なお、今回のプロジェクトでは、木村を古くから知る中谷至宏氏(美術館学芸員)に4年間、各回でナビケートをご担当いただき、客観的な視点からも木村の仕事の本質を探ります。

Period 2: Waterbird / Tulip
Period 2でのテーマは、<Waterbird / Tulip>。70年代のPencilシリーズ等で得た評価に驕らず、80年代に入ってからも多様に制作テーマを展開していく中で、一層異彩を放つシリーズです。ダブルイメージ・多義性をテーマとした同作品シリーズは、シルクスクリーンプリントによる平面作品のほか、Waterbirdシリーズでは立体、インスタレーションにも展開され、版表現の拡張を標榜する上でのターニングポイントとなりました。
今展では、当時の平面、立体作品を合わせて展示。また同イメージを用いての新たな作品作りにも挑戦いたします。

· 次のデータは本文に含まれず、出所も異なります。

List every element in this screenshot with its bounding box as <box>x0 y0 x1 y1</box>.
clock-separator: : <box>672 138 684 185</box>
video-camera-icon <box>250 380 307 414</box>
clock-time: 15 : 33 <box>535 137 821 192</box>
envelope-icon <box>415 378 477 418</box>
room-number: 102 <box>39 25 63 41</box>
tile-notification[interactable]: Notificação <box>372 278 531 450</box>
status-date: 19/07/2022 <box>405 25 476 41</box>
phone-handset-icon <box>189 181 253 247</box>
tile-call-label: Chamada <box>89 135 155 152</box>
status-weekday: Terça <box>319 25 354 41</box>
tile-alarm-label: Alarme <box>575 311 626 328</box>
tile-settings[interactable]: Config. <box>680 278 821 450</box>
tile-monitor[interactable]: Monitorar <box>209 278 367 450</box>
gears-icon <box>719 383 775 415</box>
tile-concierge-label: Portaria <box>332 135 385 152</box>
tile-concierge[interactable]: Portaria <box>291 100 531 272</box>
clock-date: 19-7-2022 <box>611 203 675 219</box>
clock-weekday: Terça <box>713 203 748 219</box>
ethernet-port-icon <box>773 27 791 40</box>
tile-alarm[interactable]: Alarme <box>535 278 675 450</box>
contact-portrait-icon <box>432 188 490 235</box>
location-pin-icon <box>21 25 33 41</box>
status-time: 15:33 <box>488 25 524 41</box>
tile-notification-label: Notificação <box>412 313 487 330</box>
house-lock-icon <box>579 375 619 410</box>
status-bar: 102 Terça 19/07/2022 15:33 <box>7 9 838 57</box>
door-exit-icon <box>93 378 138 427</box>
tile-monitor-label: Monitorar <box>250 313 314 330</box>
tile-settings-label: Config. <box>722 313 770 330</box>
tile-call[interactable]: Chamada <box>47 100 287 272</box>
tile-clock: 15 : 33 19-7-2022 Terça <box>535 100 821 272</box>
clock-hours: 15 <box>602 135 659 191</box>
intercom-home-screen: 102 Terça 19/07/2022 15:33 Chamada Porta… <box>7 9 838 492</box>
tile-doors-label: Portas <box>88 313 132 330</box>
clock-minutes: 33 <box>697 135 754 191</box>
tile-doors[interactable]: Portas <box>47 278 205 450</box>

作家ステートメント / Artist Statement

1972年から現在に至る制作の展開を、7回の展覧会を通じて紹介します。私のこれまでの制作は、いくつかのシリーズの連続体/集合体と見なす事ができるかもしれません。" Periods " は、それ等のシリーズを、時系列に則して、合理的/回顧的に紹介する事を目指しますが、その事は逆に、各シリーズ間に、技法的、素材的、内容的、時間的な、浸潤、交錯、反復といった、分節化不可能性を再認識させる事になると想像しています。制作遍歴の中に、別の違和を発見し、新たな展開に繋げる事、これが " Periods " に託した木村の課題です。

木村秀樹

プロジェクトナビゲーター:中谷至宏(美術館学芸員)
1987年より京都市美術館と二条城に学芸員として勤務。専門は近現代美術史、美術館論、美術館史。「Parasophia: 京都国際現代芸術祭2015」キュレーター。1989年、「版から/版へ -京都1989-」展を企画し、木村秀樹をはじめとする17名の版表現を展示。